An unfortunate limitation to the Krishnan et al analysis is the lack of standardization for determining the patient’s risk of ACS. The emergency physicians at the time deemed the patients to be “low-risk” yet not low-enough-risk to be sent home directly from the emergency department without further non-invasive cardiac testing. Use of the HEART score could have potentially resulted in a percentage of the 292 patients being discharged directly from the emergency department without undergoing further stress testing. Unfortunately, limitations in the patient documentation prevent a retrospective application of the HEART to this study population.

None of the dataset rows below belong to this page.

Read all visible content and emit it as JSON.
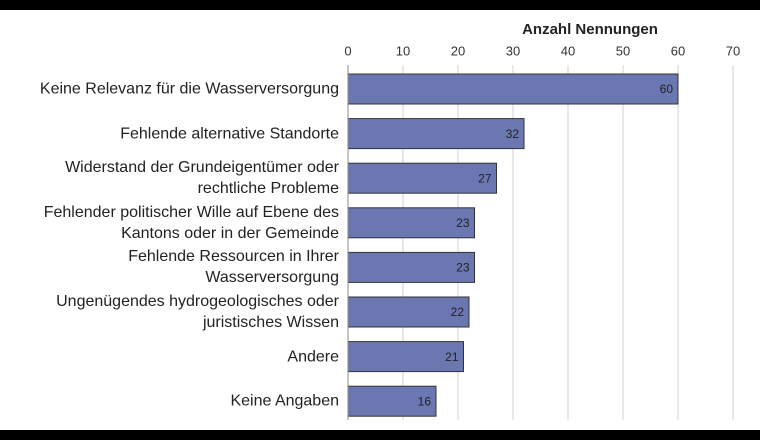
{
  "chart_data": {
    "type": "bar",
    "orientation": "horizontal",
    "x_axis_label": "Anzahl Nennungen",
    "categories": [
      "Keine Relevanz für die Wasserversorgung",
      "Fehlende alternative Standorte",
      "Widerstand der Grundeigentümer oder\nrechtliche Probleme",
      "Fehlender politischer Wille auf Ebene des\nKantons oder in der Gemeinde",
      "Fehlende Ressourcen in Ihrer\nWasserversorgung",
      "Ungenügendes hydrogeologisches oder\njuristisches Wissen",
      "Andere",
      "Keine Angaben"
    ],
    "values": [
      60,
      32,
      27,
      23,
      23,
      22,
      21,
      16
    ],
    "color": "#6b77b0",
    "xlim": [
      0,
      70
    ],
    "xticks": [
      0,
      10,
      20,
      30,
      40,
      50,
      60,
      70
    ],
    "grid": true
  }
}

The general approach to emergency department patients with chest pain has been evolving over recent years with the increasing use of the HEART score and high-sensitivity troponins. Despite the 2014 ACC/AHA guidelines, more “low-risk” patients are being discharged directly from emergency departments without undergoing further non-invasive cardiac testing (in the inpatient, observation, or expedited outpatient setting). The analysis by Krishnan et al and other similar studies now raise questions regarding the best approach to patients who are deemed “moderate-risk” (HEART scores of 4-6) or “high-risk” (HEART scores > 6) and whether these patient populations benefit from undergoing non-invasive cardiac testing in the acute setting. As Krishnan et al identify in their results, 50% of the patients who had positive stress tests had prior histories of CAD. Future directions for research may include a prospective randomized clinical trial of early non-invasive testing and the utilization of the HEART score and prior history of CAD to help guide a more targeted higher-yield patient population.

In the setting of ongoing national health care reform, universal emphasis on healthcare cost savings and quality improvement, as well as the desire to standardize practice based on evidence-based medicine—the current universal practice of liberal provocative testing will likely come under intense scrutiny in the near future. Provocative testing is time consuming, expensive, and often difficult to coordinate rapidly as an outpatient from the ED setting. These issues often lead to unnecessary observation stays and admissions to the hospital that have shown no benefit to these low-risk patients, but create significant cost and resource utilization. With the growing body of evidence showing a lack of benefit (in mortality or MACE) to low-risk ED chest pain patients that undergo provocative testing in the setting of a negative ED evaluation for ACS, we anticipate (and hope) that future revisions of the ACC/AHA guidelines will soften the recommendation for provocative testing within 72 hours of ED evaluation for this patient population.